Actually, when I say that the drawings with which we were so taken were abstracted, as if their characteristic abstraction was a defining feature, I think we might be misreading them. I think this "reality", that those drawings were, for practical reasons, largely abstractions, is actually not a reality, it is a product of our imaginations. Without giving it any thought at all we looked at those drawings and said "they look realistic, but they really can't be realistic. in order to build these things we are going to have to treat them more normally. now we need to adjust these drawings to conform to reality." Even Paolo thought so. We can tell he did because, when he went to actually build something, he made it more normal. I mean, what he built is unusually interesting ... but it's only part of what we saw in the drawings of arcologies. We saw, in those drawings, many, many very interesting houses, and Paolo built some of those, plus we saw what I call superstructure. Actually, we find some of that in what Paolo built, too. What we find is, in what Paolo built, the proportional relationship between these two things, houses and superstructure, is reversed. In the drawings, superstructure is a profoundly dominant feature, and then, if you look closely, there are all the houses, whereas at Arcosanti, and at Cosanti, we see lots of wonderful houses, and then, if we study these places and think about them, we can identify the presence of superstructure.
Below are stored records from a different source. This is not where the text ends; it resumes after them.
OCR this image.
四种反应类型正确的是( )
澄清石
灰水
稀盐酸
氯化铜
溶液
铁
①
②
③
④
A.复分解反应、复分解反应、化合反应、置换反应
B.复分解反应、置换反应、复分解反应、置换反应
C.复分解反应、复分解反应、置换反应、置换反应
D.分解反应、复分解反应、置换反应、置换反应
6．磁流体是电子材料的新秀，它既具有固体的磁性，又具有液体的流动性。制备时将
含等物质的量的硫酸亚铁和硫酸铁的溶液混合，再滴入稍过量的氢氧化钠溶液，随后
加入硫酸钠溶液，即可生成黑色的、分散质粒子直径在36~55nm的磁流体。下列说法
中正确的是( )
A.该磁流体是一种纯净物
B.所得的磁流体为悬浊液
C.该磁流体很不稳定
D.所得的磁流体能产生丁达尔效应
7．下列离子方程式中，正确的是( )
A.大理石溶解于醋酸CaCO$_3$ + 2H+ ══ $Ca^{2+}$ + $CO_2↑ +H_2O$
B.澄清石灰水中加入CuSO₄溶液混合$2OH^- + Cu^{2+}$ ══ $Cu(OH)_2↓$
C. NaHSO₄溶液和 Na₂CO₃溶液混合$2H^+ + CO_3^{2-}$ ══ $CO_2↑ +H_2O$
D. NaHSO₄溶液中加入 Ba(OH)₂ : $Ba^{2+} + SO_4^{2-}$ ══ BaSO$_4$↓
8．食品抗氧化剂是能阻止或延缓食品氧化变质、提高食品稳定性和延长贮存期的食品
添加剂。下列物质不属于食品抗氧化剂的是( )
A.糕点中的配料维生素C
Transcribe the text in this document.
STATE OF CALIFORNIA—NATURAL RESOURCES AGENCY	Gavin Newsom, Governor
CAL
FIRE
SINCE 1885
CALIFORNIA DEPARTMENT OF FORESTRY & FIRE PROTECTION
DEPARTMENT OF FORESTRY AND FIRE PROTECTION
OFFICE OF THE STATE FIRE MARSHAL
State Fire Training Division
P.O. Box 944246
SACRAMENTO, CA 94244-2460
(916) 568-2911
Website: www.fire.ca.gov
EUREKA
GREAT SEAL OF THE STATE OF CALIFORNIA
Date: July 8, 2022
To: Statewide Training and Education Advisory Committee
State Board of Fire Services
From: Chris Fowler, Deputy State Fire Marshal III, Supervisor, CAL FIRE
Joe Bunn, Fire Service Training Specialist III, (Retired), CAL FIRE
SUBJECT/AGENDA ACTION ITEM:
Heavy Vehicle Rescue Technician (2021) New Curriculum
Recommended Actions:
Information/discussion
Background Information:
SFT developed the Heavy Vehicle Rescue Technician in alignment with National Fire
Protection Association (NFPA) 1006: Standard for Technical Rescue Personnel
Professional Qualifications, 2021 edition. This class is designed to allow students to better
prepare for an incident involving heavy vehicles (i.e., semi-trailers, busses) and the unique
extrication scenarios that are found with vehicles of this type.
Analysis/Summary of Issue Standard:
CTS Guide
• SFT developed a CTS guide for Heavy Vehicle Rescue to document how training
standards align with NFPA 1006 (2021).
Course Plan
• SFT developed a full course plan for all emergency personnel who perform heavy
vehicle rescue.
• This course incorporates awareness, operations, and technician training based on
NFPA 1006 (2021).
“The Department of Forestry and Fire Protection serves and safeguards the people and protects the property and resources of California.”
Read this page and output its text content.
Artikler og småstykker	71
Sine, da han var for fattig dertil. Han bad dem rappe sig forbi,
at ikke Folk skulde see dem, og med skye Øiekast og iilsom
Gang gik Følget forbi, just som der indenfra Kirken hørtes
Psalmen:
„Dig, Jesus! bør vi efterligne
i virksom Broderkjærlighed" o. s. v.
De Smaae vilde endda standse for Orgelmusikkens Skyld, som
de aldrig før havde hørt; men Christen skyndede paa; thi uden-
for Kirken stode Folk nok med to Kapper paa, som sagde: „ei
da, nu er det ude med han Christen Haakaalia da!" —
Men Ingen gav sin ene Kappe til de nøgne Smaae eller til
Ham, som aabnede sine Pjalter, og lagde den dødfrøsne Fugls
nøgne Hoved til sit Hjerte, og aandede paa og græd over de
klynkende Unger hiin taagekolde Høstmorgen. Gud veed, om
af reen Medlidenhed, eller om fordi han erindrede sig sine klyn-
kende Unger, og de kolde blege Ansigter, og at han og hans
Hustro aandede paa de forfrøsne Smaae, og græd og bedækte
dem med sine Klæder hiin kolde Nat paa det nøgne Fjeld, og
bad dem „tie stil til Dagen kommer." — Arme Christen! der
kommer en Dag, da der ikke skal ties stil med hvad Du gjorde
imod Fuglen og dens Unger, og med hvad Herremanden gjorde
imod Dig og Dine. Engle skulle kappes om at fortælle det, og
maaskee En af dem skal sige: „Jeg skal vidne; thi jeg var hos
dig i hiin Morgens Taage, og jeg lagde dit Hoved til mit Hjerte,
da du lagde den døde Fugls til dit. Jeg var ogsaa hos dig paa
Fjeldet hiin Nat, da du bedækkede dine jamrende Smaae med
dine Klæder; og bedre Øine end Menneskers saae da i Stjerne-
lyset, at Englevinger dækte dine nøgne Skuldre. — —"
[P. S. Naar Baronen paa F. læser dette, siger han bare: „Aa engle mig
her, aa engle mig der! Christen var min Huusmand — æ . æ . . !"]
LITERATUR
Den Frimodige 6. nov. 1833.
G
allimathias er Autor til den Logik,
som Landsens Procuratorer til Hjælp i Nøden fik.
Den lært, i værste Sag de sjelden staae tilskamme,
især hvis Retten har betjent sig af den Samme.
Superstructure and the goodness of a house are not unrelated. I suspect that, to be truly good, a house needs to be more than a box to hold people, and it's not, either, that it needs to be a fancy box. It needs to be a place. Now, some very good houses - because very good houses do exist - some very good houses are just a box. One box. That's one kind of house - a somewhat rare kind - and it tends to be extremely good. That kind of house is usually quite a large box, with relatively little in it, and the result is the interior becomes a place. That's why it's so effective. Then another kind of very good house could be described as a collection of boxes, with spaces between them. This creates a place, and it is good. A more mediocre kind of house is a collection of boxes without spaces between them. This provides a clue.

Well, these ideas don't answer all our questions, they are just presented as something to think about. One proposal I like to make is to perhaps reverse our thinking about building arcologies. It seems to me we are thinking mostly about building houses, and struggling with the problem of making them resemble what we saw in Paolo's drawings. I suggest we think a lot about how to build superstructure. I propose we build some superstructure, as a first task. The howness of it is like this: you build the superstructure, and then you build houses in it. There is a certain danger, there. If we build superstructure and then just any old house gets built in it, we might end up with something quite miserable. So, I do think it's very important for us to think about the houses, but I certainly think it is very important for us to think about he superstructure too. I personally feel we've drifted away from that, into primarily thinking about houses, and how to build them, and I think that's an imbalance. Superstructure, superstructure, superstructure. In our planning we must fully address that imperative - and the imperative of the house.